La production du Ring a été initiée en 2009, avec accord de la gouvernance de l’orchestre, préparée avec soin (avec le concours de Brice Pauset et la collaboration de Daniel Kawka, familier de l’orchestre).
« Et pourtant, le 28 mars 2013, soit quatre mois à peine avant le début des répétitions, ce qui rendait toute annulation ou report du projet impossible, l’Orchestre Dijon Bourgogne annonce non seulement son retrait du projet, mais aussi de toutes les productions lyriques à venir (dont Peer Gynt et Les Noces de Figaro au printemps 2014) pour lesquelles il avait pourtant confirmé son engagement.Et ceci, en dépit d’une participation financière de l’Opéra en hausse constante.

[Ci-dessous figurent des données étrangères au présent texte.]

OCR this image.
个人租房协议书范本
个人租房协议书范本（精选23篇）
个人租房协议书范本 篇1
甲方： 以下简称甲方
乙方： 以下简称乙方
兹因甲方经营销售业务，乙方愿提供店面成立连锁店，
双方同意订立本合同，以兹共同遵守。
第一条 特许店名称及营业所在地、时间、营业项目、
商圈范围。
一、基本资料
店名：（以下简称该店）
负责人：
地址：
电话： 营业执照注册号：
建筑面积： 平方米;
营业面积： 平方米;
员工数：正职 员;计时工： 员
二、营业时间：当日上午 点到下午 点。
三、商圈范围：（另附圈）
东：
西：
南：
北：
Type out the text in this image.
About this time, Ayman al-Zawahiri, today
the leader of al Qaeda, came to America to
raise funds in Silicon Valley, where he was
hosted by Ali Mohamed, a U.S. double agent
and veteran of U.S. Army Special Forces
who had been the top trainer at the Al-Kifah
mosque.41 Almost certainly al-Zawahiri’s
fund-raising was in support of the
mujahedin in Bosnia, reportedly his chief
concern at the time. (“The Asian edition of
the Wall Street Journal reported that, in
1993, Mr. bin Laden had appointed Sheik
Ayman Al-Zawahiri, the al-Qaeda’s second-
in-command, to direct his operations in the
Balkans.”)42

Après avoir été négociée et confirmée une première fois par l’Orchestre le 3 janvier 2012 à un montant de 124.000 euros, elle est portée le 11 décembre 2012 à 210.240 euros (afin de couvrir le coût total des musiciens supplémentaires rechiffré par l’Orchestre).
La Ville de Dijon, face à ce retrait, et après d’âpres négociations, a décidé de diminuer la subvention versée à l’Orchestre de la moitié du montant que ce dernier disait vouloir consacrer au Ring, et a donc versé ces 180.000 euros à l’Opéra, l’Orchestre Dijon Bourgogne s’engageant par ailleurs à assurer les représentations de Peer Gynt et des Noces de Figaro. Charge à l’Opéra de trouver ou constituer un orchestre à même de sauver ce projet du Ring.

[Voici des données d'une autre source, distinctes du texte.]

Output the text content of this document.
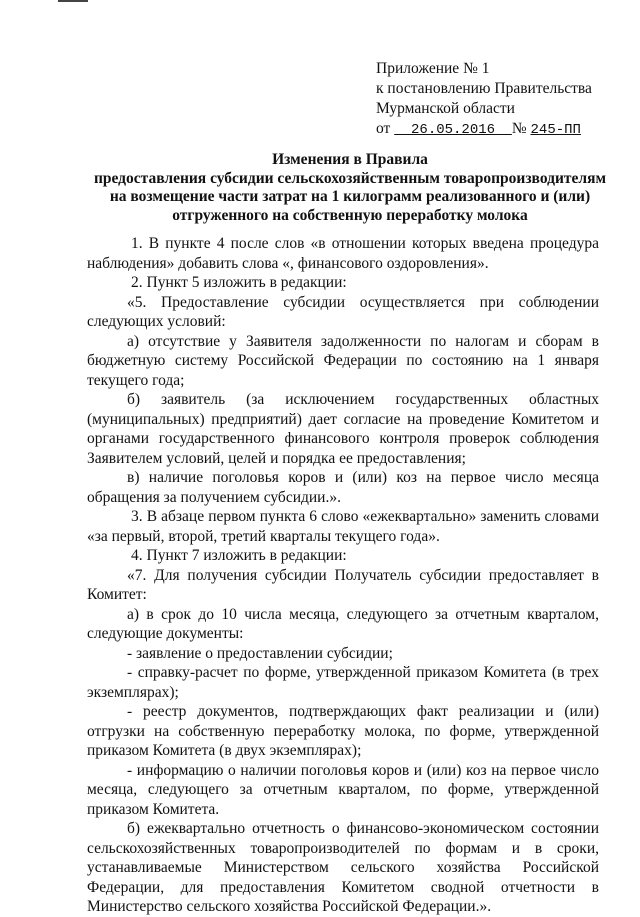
Приложение № 1
к постановлению Правительства
Мурманской области
от 26.05.2016 № 245-ПП
Изменения в Правила
предоставления субсидии сельскохозяйственным товаропроизводителям
на возмещение части затрат на 1 килограмм реализованного и (или)
отгруженного на собственную переработку молока

1. В пункте 4 после слов «в отношении которых введена процедура наблюдения» добавить слова «, финансового оздоровления».

2. Пункт 5 изложить в редакции:

«5. Предоставление субсидии осуществляется при соблюдении следующих условий:

а) отсутствие у Заявителя задолженности по налогам и сборам в бюджетную систему Российской Федерации по состоянию на 1 января текущего года;

б) заявитель (за исключением государственных областных (муниципальных) предприятий) дает согласие на проведение Комитетом и органами государственного финансового контроля проверок соблюдения Заявителем условий, целей и порядка ее предоставления;

в) наличие поголовья коров и (или) коз на первое число месяца обращения за получением субсидии.».

3. В абзаце первом пункта 6 слово «ежеквартально» заменить словами «за первый, второй, третий кварталы текущего года».

4. Пункт 7 изложить в редакции:

«7. Для получения субсидии Получатель субсидии предоставляет в Комитет:

а) в срок до 10 числа месяца, следующего за отчетным кварталом, следующие документы:

- заявление о предоставлении субсидии;

- справку-расчет по форме, утвержденной приказом Комитета (в трех экземплярах);

- реестр документов, подтверждающих факт реализации и (или) отгрузки на собственную переработку молока, по форме, утвержденной приказом Комитета (в двух экземплярах);

- информацию о наличии поголовья коров и (или) коз на первое число месяца, следующего за отчетным кварталом, по форме, утвержденной приказом Комитета.

б) ежеквартально отчетность о финансово-экономическом состоянии сельскохозяйственных товаропроизводителей по формам и в сроки, устанавливаемые Министерством сельского хозяйства Российской Федерации, для предоставления Комитетом сводной отчетности в Министерство сельского хозяйства Российской Федерации.».
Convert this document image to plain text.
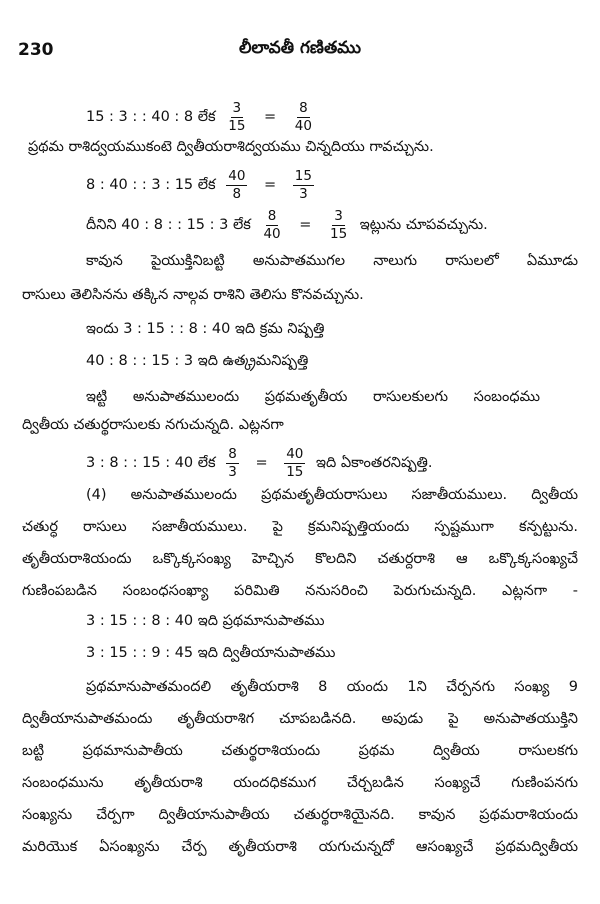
230	లీలావతీ గణితము
15 : 3 : : 40 : 8 లేక $\frac{3}{15} = \frac{8}{40}$
ప్రథమ రాశిద్వయముకంటె ద్వితీయరాశిద్వయము చిన్నదియు గావచ్చును.
8 : 40 : : 3 : 15 లేక $\frac{40}{8} = \frac{15}{3}$
దీనిని 40 : 8 : : 15 : 3 లేక $\frac{8}{40} = \frac{3}{15}$ ఇట్లును చూపవచ్చును.
కావున పైయుక్తినిబట్టి అనుపాతముగల నాలుగు రాసులలో ఏమూడు
రాసులు తెలిసినను తక్కిన నాల్గవ రాశిని తెలిసు కొనవచ్చును.
ఇందు 3 : 15 : : 8 : 40 ఇది క్రమ నిష్పత్తి
40 : 8 : : 15 : 3 ఇది ఉత్క్రమనిష్పత్తి
ఇట్టి అనుపాతములందు ప్రథమతృతీయ రాసులకులగు సంబంధము
ద్వితీయ చతుర్థరాసులకు నగుచున్నది. ఎట్లనగా
3 : 8 : : 15 : 40 లేక $\frac{8}{3} = \frac{40}{15}$ ఇది ఏకాంతరనిష్పత్తి.
(4) అనుపాతములందు ప్రథమతృతీయరాసులు సజాతీయములు. ద్వితీయ
చతుర్ధ రాసులు సజాతీయములు. పై క్రమనిష్పత్తియందు స్పష్టముగా కన్పట్టును.
తృతీయరాశియందు ఒక్కొక్కసంఖ్య హెచ్చిన కొలదిని చతుర్దరాశి ఆ ఒక్కొక్కసంఖ్యచే
గుణింపబడిన సంబంధసంఖ్యా పరిమితి ననుసరించి పెరుగుచున్నది. ఎట్లనగా -
3 : 15 : : 8 : 40 ఇది ప్రథమానుపాతము
3 : 15 : : 9 : 45 ఇది ద్వితీయానుపాతము
ప్రథమానుపాతమందలి తృతీయరాశి 8 యందు 1ని చేర్పనగు సంఖ్య 9
ద్వితీయానుపాతమందు తృతీయరాశిగ చూపబడినది. అపుడు పై అనుపాతయుక్తిని
బట్టి ప్రథమానుపాతీయ చతుర్థరాశియందు ప్రథమ ద్వితీయ రాసులకగు
సంబంధమును తృతీయరాశి యందధికముగ చేర్చబడిన సంఖ్యచే గుణింపనగు
సంఖ్యను చేర్పగా ద్వితీయానుపాతీయ చతుర్థరాశియైనది. కావున ప్రథమరాశియందు
మరియొక ఏసంఖ్యను చేర్ప తృతీయరాశి యగుచున్నదో ఆసంఖ్యచే ప్రథమద్వితీయ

Quoi de plus naturel que de ne pas percevoir la totalité d’une subvention publique prévue pour un projet dont on s’est retiré ?

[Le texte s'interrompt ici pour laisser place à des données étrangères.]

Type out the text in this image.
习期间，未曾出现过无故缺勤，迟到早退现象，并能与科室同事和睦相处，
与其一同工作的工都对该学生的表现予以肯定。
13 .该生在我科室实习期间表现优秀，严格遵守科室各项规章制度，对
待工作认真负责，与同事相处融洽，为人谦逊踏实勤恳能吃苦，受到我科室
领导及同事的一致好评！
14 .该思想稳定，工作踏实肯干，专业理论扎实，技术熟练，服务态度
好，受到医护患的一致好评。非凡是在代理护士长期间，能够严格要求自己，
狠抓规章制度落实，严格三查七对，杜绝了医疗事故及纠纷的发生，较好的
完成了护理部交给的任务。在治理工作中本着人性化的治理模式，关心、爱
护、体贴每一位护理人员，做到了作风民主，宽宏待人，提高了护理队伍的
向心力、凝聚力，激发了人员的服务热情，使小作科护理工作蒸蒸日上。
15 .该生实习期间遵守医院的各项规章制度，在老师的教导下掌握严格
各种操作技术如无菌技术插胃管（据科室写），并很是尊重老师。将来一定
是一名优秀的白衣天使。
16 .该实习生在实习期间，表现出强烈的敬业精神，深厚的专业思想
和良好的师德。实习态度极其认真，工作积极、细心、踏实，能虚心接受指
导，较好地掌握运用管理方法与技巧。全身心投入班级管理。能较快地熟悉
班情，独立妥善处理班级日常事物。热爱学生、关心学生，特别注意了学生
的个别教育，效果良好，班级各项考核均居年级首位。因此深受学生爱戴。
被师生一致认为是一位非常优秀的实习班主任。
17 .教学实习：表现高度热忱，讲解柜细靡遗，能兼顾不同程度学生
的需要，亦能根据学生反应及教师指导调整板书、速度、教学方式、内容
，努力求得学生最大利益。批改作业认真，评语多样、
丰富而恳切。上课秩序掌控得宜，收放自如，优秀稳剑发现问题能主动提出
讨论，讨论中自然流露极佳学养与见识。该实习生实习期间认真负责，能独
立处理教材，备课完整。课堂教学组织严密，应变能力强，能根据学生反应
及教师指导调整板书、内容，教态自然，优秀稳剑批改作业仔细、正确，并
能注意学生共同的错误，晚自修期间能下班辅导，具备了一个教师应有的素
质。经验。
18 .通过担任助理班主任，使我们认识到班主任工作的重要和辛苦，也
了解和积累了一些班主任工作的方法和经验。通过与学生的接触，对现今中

180.000 euros ont donc été retirés de la subvention versée cette année là à l’Orchestre : nous sommes loin des 330.000 euros que réclame aujourd’hui l’Orchestre pour survivre. Il est donc difficile d’admettre que l’Opéra puisse être aujourd’hui considéré comme le responsable de la déroute financière de l’Orchestre. C’est donc la gouvernance de ce dernier qui en faisant sans cesse monter les enchères tant vis à vis de la Ville que de l’Opéra, a créé un problème pour l’Orchestre, et pour l’Opéra. L’Opéra n’a jamais cherché à tirer parti de ces indigences et inconséquences en termes de gestion, comme il aurait aisément pu le faire, si son désir secret était la disparition de l’Orchestre […] C’est une décision de la gouvernance de l’Orchestre qui a empêché ses musiciens de participer à un projet pour lequel ils avaient été choisis, et s’étaient préparés depuis de longues années.
Mais il est toujours facile et souvent payant de prendre pour cible les projets ambitieux pour masquer sa propre responsabilité. Les gesticulations actuelles de la gouvernance de l’Orchestre pour tenter de justifier, plus d’un an après, leur retrait du projet, ne sont qu’un écran de fumée qui la dédouane de donner les véritables raisons de son marasme actuel. La Ville de Dijon évoque d’ailleurs un audit – dont je n’ai pas connaissance – qui conclut à « une gestion imprudente ».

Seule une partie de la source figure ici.